Слова Лели вновь перебросили его в прошлое, к Наки и Гоа. Привязки и разочарования, обиды и стыд — как много, оказывается, накопилось. И не избавиться, не порвать… А сколько их — нанесенных ему и нанесенных им — обид, которые он не помнит? Тех, что накопились за двадцать шесть лет жизни и были стерты из памяти милосердной амнезией? Что, если он убил кого-то? Предал, вверг в отчаянье?..

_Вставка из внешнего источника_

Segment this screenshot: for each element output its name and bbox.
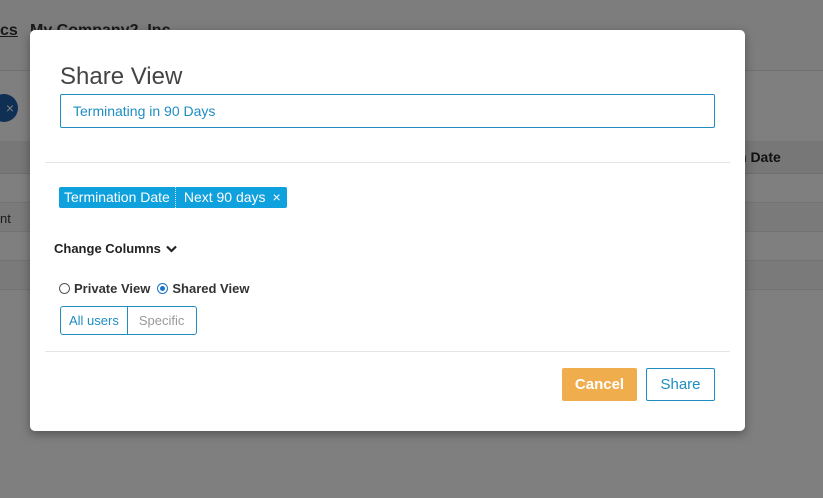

Алексей поежился. Пожалуй, стоит попросить Станислава, чтобы он прекратил поиски его родных — лучше пустота и незнание.
Заметив его движение, девушка поняла его по-своему. Она затеребила его за рукав, поднимая со скамьи и поворачивая в сторону больницы.
— Бедненький, ты совсем замерз! Да и про время мы напрочь забыли. Анатолий Семенович с меня голову снимет за такую безответственность! Давай-ка припустим с тобой. Ничего, не расстраивайся: я краем уха слышала, что тебя собираются выписывать уже завтра. Так что мы еще с тобой успеем и нагуляться, и наговориться!
У ворот больницы Леля притормозила. Повернув его лицом к себе и очень серьезно всматриваясь в зрачки, проговорила:
— Только учти, Алеша. Тебе придется завоевывать меня очень долго — чтобы я стала окончательно твоей и полностью доверяла тебе. Ты уверен, что готов к этому?
— Мы не ищем легких путей. Более того, могу сказать, что трудности меня даже радуют. То, что легко дается, так же легко и безболезненно — а главное, быстро, и исчезает.
Улыбнувшись, он привлек ее к себе и поцеловал в макушку с теплым щекотным вихром. Как всегда от нее пахло лавандовым мылом, смолой и загаром…
…Ему приснилась Наки. Она смотрела исподлобья — тревожно и вопросительно. А потом рассыпалась на тысячу крохотных синекрылых бабочек-драконов. Он звал ее, покуда они не облепили его всего и не забились в горло.
Проснулся он весь в поту, со стойким ощущением, что ему не хватает воздуха. Вставая, Алексей осторожно вытянул левую руку из-под шеи Лели. Она не проснулась, лишь сладко промурчала. Она всегда спала крепко и засыпала мгновенно — не погружаясь, но падая в сон, и почти никогда не помнила, что за сновидения ее посещали.